Interpretation of dreams: What are nightmares and what are their causes?
Nightmares have contents that trigger strong negative feelings. These can be fear or panic, but also disgust or deep sadness. Nightmares lead to the awakening of the dreamer. Often the dream contents are so disturbing or uncanny that it takes some time to get rid of them. In contrast, there is also the fear of night (Parvor nocturnus), where you start up at night with a feeling of fear, but cannot remember a concrete dream.
Why do we have nightmares?
Sleep and brain researchers have not yet been able to clarify the exact causes of nightmares. People with post-traumatic stress disorder (PTSD) are particularly often affected. There are several concrete causes that can trigger nightmares. These include chronic stress and certain medications (antihypertensives, antidepressants) or drugs. People who drink alcohol, especially in the evening before going to bed, can also encourage nightmares. Genetic predisposition can also play a role.

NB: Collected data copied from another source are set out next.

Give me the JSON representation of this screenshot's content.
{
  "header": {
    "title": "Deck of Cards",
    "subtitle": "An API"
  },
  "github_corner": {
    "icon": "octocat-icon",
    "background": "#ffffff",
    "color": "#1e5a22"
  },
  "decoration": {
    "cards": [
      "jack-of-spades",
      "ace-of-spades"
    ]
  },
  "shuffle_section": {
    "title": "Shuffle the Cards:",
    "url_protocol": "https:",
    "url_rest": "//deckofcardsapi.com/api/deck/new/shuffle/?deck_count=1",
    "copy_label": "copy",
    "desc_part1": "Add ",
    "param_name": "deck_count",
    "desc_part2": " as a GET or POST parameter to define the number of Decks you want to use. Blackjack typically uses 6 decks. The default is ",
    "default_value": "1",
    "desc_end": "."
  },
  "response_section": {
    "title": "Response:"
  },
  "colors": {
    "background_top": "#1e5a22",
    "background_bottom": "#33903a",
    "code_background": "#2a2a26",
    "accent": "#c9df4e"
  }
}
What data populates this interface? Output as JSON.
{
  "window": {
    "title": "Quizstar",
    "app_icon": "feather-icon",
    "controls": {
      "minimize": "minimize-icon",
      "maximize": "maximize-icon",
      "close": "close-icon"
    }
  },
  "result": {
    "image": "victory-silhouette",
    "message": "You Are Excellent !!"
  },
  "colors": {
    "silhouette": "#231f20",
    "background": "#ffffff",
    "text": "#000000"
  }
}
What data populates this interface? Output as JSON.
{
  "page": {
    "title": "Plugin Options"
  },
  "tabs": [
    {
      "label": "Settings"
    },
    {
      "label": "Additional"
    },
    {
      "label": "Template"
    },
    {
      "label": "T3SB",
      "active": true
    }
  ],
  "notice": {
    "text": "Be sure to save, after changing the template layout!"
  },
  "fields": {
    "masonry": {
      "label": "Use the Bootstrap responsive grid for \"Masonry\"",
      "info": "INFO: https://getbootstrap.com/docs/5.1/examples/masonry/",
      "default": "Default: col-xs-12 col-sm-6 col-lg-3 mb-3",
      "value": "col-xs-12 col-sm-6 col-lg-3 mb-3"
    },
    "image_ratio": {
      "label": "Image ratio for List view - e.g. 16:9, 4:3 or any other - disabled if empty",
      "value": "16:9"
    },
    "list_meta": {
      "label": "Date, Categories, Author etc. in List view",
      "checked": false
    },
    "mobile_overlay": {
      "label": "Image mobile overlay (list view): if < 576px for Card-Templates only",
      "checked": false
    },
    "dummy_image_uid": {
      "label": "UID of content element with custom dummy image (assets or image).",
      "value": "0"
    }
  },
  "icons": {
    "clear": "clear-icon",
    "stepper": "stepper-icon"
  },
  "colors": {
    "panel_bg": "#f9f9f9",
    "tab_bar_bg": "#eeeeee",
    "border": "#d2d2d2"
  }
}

In depth psychology and dream interpretation nightmares are often understood as a warning signal of our subconscious. Carl Gustav Jung, psychiatrist and founder of analytical psychology, described nightmares as shadows.
By this he meant negative aspects of our unconscious. In his opinion, nightmares should disappear when the underlying conflict is solved or repressed problems are dealt with. It is possible that nightmares are indeed often symbolic.